Plant traits with different dimensions of shrubs represent different spatial patterns and plant-to-plant interactions in a temperate desert
Keywords:spatial complexity, projective cover, biomass, information dimension, aggregation analysis, plant location
Projective cover (PC) and aboveground biomass (AGB) are the key traits with space attributes of individual plants. They are crucial to the understanding of the plant dynamics and plant patterns at population level. Spatial patterns based on individual plant positions (IND) have been extensively investigated in previous studies. However, very few have focused on PC and AGB. We tested the hypothesis that different plant traits represent different spatial patterns and plant-to-plant interactions. Two 40 m × 40 m plots of two typical desert shrub populations (Seriphidium terrae-albae and Artemisia songarica) were surveyed in the Gurbantunggut Desert of north-western China.
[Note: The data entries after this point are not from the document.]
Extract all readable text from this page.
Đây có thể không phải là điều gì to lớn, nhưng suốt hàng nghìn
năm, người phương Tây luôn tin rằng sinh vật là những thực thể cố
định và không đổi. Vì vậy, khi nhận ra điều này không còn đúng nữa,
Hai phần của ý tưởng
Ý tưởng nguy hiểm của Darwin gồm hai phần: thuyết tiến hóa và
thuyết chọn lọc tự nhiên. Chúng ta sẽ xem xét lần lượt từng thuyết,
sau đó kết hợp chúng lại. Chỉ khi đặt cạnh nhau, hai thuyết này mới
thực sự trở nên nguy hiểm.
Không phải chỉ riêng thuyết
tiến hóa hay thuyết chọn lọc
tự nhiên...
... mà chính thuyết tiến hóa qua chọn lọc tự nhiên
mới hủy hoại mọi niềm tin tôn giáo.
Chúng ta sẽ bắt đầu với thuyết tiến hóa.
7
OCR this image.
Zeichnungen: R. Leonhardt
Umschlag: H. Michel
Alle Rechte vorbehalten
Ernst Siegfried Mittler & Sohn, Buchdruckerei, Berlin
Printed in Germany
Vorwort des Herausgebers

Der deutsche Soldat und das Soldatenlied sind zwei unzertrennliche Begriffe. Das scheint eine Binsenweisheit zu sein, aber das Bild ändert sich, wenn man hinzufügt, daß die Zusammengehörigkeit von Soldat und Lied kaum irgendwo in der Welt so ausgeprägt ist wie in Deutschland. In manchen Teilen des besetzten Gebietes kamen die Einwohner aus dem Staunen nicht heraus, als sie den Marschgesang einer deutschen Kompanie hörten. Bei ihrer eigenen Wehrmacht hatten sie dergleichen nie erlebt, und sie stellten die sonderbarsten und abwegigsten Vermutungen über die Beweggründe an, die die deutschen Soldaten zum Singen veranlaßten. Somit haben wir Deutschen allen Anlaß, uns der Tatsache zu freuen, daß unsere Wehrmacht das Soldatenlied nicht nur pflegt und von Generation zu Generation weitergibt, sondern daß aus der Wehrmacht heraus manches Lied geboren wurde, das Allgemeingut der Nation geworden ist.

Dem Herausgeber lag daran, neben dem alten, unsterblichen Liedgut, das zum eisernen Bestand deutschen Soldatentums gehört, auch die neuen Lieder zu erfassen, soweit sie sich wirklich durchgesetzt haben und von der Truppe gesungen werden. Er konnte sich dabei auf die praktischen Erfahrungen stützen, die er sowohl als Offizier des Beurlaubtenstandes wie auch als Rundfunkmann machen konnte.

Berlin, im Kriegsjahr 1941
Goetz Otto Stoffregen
Each plot was divided into a series of subplots (grids) at different scales (17 scales from 0.5 m to 20 m) using GIS (geographic information system). The spatial patterns of IND, PC and AGB were determined using aggregation and information dimension analyses together with changes in the scales. The IND and AGB of the two populations exhibited clumped tendencies at all scales (except at the 0.5 m scale for S. terrae-albae), whereas PC showed uniform distribution patterns at the moderate and small scales, (0.5 m to 8.0 m for S. terrae-albae and 0.5 m to 4.0 m for A. songarica), indicating that crown-to-crown competition for sunlight was strong at these scales. Although IND had a slightly higher coefficient of variation at the small scales, its information dimension was smaller than those of PC and AGB, indicating that PC and AGB had higher spatial complexities. In conclusion, the three parameters represented different spatial patterns across multiple scales; PC and AGB showed strong spatial complexities and PC was also an accurate indicator of plant-to-plant competition.